3. Our requirements for getting rendezvous radar (RR) data on the down- link while the LM is on the lunar surface was discussed again, and I am afraid I really blew it. MIT has resisted the program change we requested and I am beginning to think they may very well be right. That is, I am not so darn sure any more that the program as currently designed and coded is not good enough. In any case, George Cherry now proposes to look into a very simple change which can be made in the lunar surface navigation program (P22), which would substantially increase the frequency of RR data on the downlink. All that it amounts to is to remove the delay after the previous computations before the computer collects another batch of RR data. Right now this delay is 15 seconds. If we eliminate this delay and operate P22 in the “no state vector update” mode, the computer should cycle very fast. George Cherry is going to make an estimate of what this RR downlink frequency would be as well as evaluating the schedule impact for this change. I would be surprised if it is not acceptable to MSC even if it is not perfect – whatever perfect is.
4. As Colossus is currently designed, the crew is required to press the “Proceed” button during the period of maximum reentry G's to obtain a DSKY display change. A PCR had been submitted to make this procedure automatic. However, on future consideration, we are not so sure that it is a good thing to do. The initial display parameter in P65 are used in the primary go/no go logic employed by the crew in evaluating the G&N performance to decide whether to stay on it or to go with the EMS backup.
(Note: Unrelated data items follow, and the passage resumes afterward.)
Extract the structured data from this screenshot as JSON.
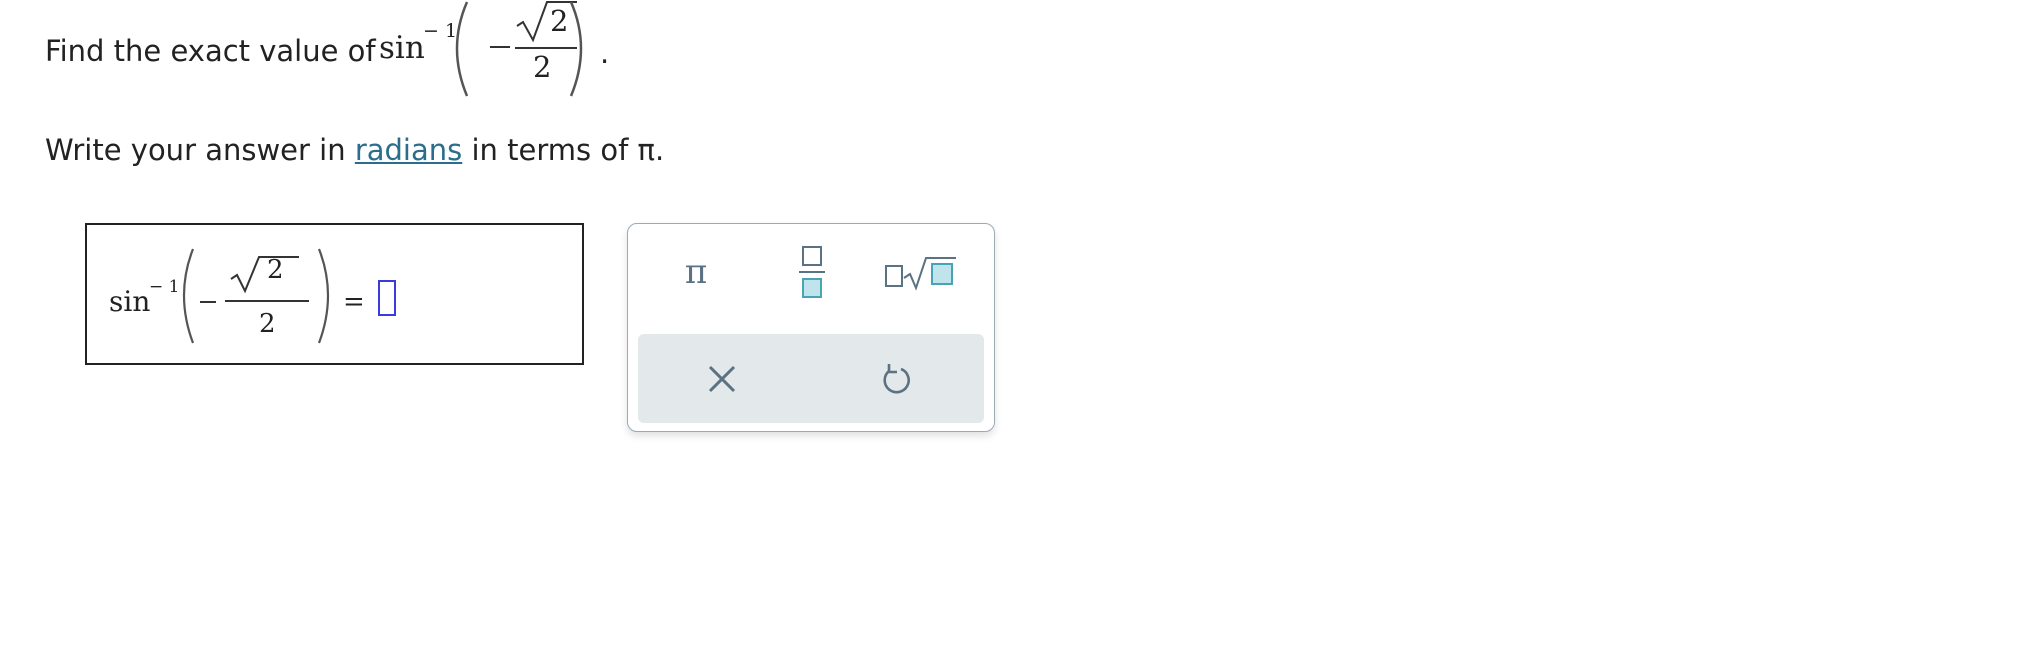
{
  "question": {
    "prefix": "Find the exact value of ",
    "function": "sin",
    "exponent": "− 1",
    "sign": "−",
    "radicand": "2",
    "denominator": "2",
    "period": "."
  },
  "instruction": {
    "before": "Write your answer in ",
    "link": "radians",
    "after": " in terms of π."
  },
  "answer": {
    "function": "sin",
    "exponent": "− 1",
    "sign": "−",
    "radicand": "2",
    "denominator": "2",
    "equals": "=",
    "value": ""
  },
  "palette": {
    "pi": "π",
    "buttons": [
      "pi-button",
      "fraction-button",
      "nth-root-button"
    ],
    "actions": [
      "clear-button",
      "undo-button"
    ],
    "accent_color": "#4aa3b5",
    "icon_color": "#5a7282"
  }
}
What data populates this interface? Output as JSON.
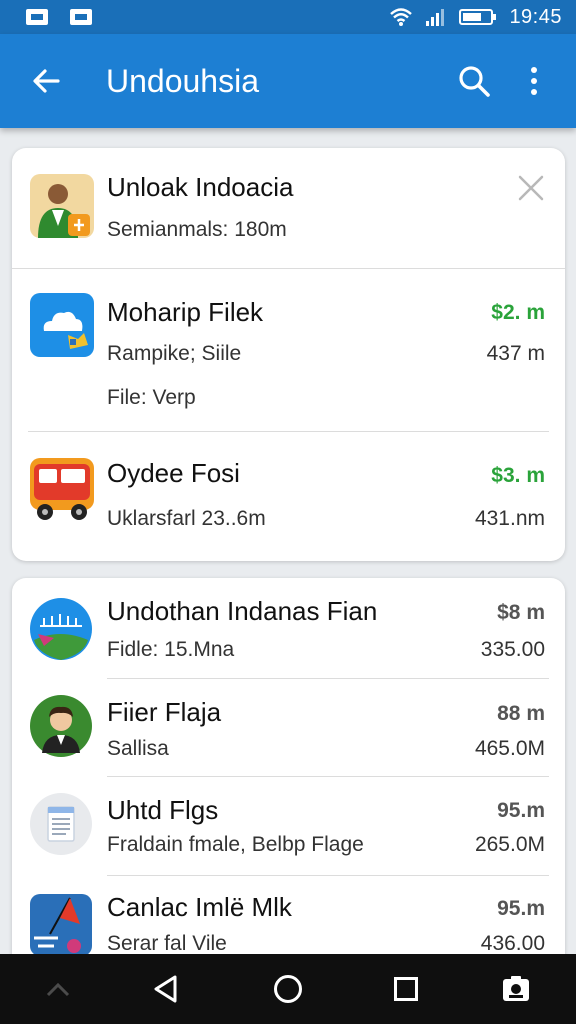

It is essential that they see these parameters and an automatic “Proceed” could wipe them out before they have seen and digested them under certain circumstances. Accordingly, I suspect we should delete our request. The discussions have revealed, however, that some modification in the coding will probably be needed to make sure the system will work throughout the rest of the entry even if the crew does not provide the “Proceed” signal.
5. Here is one more note in the continuing “Stage Verify” story. Accord- ing to John Norton the lunar ascent program (P12) no longer checks stage verify. That strikes me as a real improvement in the program but it mystifies me as how it go changed without a PCR or PCN, or even letting anyone know. Norton, of course, uncovered it by going meticulously through the program listing.